Pero, ¿es legal entonces frenar la salida de un muchacho de 15 años que ya no pertenece formalmente a ninguna estructura oficial? ¿No debería tener derecho a viajar fuera de la isla, o bien a emigrar definitivamente, como un ciudadano libre?

«Unos dicen que es interés de la Comisión Nacional de Béisbol, otros que está bloqueado por la Seguridad del Estado», insiste desde la capital cubana una fuente familiarizada con el caso del prospecto.

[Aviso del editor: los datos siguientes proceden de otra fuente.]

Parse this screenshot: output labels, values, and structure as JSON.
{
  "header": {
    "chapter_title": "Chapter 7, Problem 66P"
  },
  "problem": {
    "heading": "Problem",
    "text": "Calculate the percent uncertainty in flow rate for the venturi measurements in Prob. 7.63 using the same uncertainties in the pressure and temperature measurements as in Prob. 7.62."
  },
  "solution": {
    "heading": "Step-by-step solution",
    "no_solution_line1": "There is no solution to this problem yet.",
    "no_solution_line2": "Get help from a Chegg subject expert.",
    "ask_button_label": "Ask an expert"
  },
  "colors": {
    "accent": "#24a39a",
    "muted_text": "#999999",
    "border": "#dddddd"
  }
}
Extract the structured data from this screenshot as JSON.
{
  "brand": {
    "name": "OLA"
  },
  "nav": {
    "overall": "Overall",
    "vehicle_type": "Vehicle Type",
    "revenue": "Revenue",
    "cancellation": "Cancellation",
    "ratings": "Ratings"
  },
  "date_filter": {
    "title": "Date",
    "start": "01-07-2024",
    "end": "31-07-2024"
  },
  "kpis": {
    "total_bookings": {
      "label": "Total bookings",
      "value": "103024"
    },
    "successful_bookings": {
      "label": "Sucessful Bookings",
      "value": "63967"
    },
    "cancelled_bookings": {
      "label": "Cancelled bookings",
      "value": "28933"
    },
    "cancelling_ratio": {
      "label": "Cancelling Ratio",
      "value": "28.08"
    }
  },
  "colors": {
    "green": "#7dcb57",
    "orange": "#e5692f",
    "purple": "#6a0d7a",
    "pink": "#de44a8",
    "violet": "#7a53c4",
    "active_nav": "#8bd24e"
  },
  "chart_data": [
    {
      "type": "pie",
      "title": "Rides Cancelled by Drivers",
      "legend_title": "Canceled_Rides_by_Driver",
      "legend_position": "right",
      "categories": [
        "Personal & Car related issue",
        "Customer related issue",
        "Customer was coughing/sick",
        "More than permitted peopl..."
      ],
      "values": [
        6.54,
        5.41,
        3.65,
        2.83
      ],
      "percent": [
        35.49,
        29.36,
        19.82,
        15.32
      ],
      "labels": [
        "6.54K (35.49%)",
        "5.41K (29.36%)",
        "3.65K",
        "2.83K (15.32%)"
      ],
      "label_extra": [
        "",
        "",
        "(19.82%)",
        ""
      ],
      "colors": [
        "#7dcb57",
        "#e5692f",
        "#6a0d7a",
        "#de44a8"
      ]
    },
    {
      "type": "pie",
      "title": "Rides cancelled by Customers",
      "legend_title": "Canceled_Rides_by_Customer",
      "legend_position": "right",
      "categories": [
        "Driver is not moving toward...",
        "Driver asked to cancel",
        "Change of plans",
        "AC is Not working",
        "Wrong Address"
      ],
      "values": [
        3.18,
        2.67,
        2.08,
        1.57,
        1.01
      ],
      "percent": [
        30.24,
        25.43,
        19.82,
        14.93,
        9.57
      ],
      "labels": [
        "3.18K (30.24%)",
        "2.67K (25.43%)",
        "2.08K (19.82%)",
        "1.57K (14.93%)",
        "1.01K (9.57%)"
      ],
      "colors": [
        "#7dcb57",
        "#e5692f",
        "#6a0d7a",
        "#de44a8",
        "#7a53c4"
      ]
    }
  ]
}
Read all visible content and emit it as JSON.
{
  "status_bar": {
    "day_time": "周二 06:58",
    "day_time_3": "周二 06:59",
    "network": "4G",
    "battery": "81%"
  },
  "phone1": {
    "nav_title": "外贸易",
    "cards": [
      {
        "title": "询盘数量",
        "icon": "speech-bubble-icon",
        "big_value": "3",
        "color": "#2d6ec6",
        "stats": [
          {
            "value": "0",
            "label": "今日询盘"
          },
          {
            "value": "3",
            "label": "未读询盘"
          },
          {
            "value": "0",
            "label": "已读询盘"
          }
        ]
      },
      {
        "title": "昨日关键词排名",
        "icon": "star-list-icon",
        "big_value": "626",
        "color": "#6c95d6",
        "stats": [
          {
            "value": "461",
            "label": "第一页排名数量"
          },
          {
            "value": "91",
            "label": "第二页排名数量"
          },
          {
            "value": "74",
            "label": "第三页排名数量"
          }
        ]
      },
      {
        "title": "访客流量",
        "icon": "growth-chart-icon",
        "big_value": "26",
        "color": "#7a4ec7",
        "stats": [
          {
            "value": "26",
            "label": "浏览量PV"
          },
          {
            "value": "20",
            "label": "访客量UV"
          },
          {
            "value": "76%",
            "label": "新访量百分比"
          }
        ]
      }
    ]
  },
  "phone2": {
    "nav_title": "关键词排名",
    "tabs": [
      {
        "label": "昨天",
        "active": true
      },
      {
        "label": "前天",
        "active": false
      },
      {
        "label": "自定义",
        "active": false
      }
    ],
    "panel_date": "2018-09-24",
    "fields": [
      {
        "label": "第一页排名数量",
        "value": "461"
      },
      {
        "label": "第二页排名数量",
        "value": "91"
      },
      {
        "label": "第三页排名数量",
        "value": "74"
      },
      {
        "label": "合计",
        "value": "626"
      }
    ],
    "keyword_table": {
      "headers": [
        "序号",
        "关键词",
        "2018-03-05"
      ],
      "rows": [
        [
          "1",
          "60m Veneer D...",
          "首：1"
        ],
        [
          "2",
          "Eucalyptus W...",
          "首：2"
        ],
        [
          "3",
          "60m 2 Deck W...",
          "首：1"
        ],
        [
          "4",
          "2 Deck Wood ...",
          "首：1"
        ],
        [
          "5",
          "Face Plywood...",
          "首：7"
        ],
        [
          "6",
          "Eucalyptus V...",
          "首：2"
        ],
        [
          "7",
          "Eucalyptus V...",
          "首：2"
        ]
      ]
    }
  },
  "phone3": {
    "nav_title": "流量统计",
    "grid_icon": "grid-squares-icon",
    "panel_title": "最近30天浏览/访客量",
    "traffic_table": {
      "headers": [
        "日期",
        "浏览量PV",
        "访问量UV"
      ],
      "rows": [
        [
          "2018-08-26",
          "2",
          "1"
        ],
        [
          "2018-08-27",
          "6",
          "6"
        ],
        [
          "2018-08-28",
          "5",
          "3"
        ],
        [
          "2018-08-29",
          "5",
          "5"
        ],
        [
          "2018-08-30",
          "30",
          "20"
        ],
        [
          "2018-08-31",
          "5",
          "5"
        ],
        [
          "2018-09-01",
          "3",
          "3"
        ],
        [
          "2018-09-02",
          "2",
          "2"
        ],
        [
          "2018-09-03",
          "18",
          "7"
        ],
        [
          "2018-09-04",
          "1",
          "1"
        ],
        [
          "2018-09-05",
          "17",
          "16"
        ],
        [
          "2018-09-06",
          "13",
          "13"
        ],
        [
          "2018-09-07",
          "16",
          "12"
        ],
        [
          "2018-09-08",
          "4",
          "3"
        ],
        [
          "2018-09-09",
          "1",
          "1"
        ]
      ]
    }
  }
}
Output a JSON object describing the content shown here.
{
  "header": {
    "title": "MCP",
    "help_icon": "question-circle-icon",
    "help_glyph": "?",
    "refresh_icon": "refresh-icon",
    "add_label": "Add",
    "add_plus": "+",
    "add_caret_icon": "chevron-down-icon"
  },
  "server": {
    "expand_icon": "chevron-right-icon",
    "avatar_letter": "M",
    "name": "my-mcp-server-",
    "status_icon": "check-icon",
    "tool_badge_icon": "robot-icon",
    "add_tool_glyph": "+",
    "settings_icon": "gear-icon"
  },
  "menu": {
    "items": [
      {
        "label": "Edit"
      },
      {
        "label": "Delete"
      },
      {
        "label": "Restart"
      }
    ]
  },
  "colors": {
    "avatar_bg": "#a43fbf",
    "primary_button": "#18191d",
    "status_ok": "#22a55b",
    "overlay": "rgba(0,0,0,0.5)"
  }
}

Sucesos conocidos recientemente —entre escandalosos y ridículos— sazonan la situación y no resultan para nada esperanzadores: 300 bates supuestamente entregados a la provincia de Santiago de Cuba nunca llegaron a manos de los jugadores; padres de jóvenes en categorías inferiores deben comprar los trajes por la «izquierda» para que los muchachos participen en torneos oficiales; el comisionado nacional de béisbol y ex lanzador de los equipos nacionales, Yovani Aragón, fue sustituido la pasada semana por un ex primer secretario del Partido Comunista en el municipio especial Isla la Juventud, alguien a priori sin mayor experiencia en el mundo del deporte, pero que, eso sí, probablemente aportará su know how en materia de control y regulaciones.

El padre de un atleta de la oriental provincia de Santiago de Cuba dijo a El Estornudo —bajo condición de anonimato— que autoridades deportivas han anunciado la implementación de un mecanismo para bloquear de antemano la salida de atletas entre 12 y 13 años que matriculen a las Escuelas de Iniciación Deportiva (EIDE). Otros padres en la isla aseguran también haber oído hablar acerca de estos planes. Se trataría de un documento cuya firma comprometería a progenitores y talentos a permanecer en la isla, aunque estaría por confirmar oficialmente tanto la existencia del propio instrumento como, luego, su fuerza vinculante y su período de validez.

La FCB y el INDER —incluida su publicación Jit— tampoco contestaron a nuestras interrogantes relativas a la hoja de ruta restrictiva para los más jóvenes talentos del béisbol cubano.